Both of us spent the majority of our adult life in service to our country, even if at times, we greatly disagreed with its leadership,  Both of us were quiet in our public opinions on such matters, but in private, with one another, we could discuss with great passion those fails and omissions of those we as a country put in power, as well as our staunch support of those rights that would keep us from forced servitude. For we both knew that with enough power, this carefully built world, still contains within it the command to be seized, and we'd make sure we did all we could to lawfully keep that from happening.

Our cars bore an emblem of the US flag, and our shelves the Bible, and we refused to apologize for either.
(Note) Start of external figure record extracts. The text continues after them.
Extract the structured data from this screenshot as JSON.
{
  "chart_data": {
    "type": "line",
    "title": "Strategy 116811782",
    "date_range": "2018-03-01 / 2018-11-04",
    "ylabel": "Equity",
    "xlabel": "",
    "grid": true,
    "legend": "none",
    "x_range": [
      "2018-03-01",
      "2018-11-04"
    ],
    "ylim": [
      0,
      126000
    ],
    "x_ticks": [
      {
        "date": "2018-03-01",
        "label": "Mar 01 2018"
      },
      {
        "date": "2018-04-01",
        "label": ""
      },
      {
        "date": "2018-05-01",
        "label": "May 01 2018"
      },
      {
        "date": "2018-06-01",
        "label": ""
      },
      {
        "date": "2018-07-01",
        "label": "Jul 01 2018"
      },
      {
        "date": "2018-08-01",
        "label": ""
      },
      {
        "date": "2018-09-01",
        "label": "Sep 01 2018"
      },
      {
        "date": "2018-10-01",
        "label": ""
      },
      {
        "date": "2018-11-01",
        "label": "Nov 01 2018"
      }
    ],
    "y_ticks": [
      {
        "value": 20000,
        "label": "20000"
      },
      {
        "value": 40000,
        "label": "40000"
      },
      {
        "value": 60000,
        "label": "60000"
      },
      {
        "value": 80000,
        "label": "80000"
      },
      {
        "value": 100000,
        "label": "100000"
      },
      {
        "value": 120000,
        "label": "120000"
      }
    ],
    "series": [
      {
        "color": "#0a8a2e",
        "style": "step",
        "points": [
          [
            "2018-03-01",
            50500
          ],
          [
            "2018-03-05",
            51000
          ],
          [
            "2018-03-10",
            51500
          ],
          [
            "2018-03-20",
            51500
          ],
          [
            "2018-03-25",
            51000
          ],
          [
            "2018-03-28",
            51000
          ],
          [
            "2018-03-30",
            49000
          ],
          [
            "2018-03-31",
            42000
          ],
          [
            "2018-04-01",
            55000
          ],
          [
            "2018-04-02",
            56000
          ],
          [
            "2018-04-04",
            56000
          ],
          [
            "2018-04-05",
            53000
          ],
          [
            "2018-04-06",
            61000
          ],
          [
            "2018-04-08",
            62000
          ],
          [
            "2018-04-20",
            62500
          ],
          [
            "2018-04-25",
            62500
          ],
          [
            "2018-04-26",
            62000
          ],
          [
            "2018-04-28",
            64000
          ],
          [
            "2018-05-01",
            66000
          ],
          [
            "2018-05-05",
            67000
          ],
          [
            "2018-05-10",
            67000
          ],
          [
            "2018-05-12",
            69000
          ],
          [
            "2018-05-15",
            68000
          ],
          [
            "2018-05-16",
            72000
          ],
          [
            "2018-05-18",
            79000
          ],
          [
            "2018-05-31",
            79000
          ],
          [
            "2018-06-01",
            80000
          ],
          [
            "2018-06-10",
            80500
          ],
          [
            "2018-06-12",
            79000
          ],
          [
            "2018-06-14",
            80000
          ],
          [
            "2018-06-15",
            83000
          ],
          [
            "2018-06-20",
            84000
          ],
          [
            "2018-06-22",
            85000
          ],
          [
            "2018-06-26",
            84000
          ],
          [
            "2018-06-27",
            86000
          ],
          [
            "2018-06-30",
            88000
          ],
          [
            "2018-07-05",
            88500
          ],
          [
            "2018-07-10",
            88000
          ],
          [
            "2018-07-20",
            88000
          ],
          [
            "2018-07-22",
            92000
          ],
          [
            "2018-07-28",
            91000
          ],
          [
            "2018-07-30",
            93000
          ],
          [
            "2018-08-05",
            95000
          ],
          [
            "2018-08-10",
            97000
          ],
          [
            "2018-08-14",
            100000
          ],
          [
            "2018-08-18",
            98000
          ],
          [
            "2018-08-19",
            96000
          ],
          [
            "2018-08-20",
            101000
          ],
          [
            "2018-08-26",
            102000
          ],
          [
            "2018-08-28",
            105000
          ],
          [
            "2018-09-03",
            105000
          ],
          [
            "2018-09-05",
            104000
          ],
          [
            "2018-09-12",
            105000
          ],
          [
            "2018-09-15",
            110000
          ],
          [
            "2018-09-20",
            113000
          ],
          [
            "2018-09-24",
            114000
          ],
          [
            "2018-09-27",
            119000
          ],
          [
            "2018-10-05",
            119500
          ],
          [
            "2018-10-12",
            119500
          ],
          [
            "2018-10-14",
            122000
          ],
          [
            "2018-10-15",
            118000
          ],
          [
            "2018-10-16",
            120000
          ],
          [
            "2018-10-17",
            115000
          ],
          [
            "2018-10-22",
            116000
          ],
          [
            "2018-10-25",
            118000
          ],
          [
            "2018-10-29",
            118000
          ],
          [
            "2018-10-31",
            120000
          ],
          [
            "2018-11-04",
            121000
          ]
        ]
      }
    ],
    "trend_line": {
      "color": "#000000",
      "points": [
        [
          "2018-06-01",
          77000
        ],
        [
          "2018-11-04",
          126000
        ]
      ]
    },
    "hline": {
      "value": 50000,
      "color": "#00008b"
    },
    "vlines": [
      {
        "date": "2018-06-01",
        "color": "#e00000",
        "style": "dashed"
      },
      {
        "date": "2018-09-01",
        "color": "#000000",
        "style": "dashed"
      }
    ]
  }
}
For many years, we turned down promotions to higher command, both realizing that although command was sometimes magic, it often contained an atmosphere of officialdom that seemed to staunch human endeavor and we were happier out in the field, preferring out hands bloodied or dirtied to the false supremacy of paper and ink.

If was only when retirement was on the horizon that I donned the suit to work at headquarters, and my brother took on greater responsibilities, both wanting those that worked under us to realize they were more than ghosts to us, ignored in the darkness of our pursuit for our own personal power, as we looked through them with falsely perceived inferiority. We might not make a difference, but we were going to go out with the dignity of at least trying.

He'd still laugh if he saw me in a suit though.

I'm glad I have these days and these memories -  for my brother left an imprint of his life behind, one that's so similar to mine -  that in the recognition of, I sometimes feel closer to him in death than our deep bond in life.

As the tools are put down as darkness was upon us, I looked up at the skies. What captures my gaze are the unsteady stars, that if blown upon would tumble like large marbles in the sky, then brighten to small specks of light in a wet sheen, that I realized was the view through my tears.

With each small thing of his that are now part of my house, I realize that for all of us, midnight will come. But I'm not going to let midnight be flung down upon me, I'm going to drag midnight along with me for the ride, as hammers are swung and boards are bent and free will is our only salvation. In the end it may not be done, but it will be started, and that, with the rest and the little death of sleep will be my escape and my reward.  Then, when my body is finally free of sweat, and the house is quiet, I'll sleep. It will be a sleep without regret, in a slightly worse for wear home in which my heart sleeps next to me and my defender lays quietly in the drawer, a round in the chamber.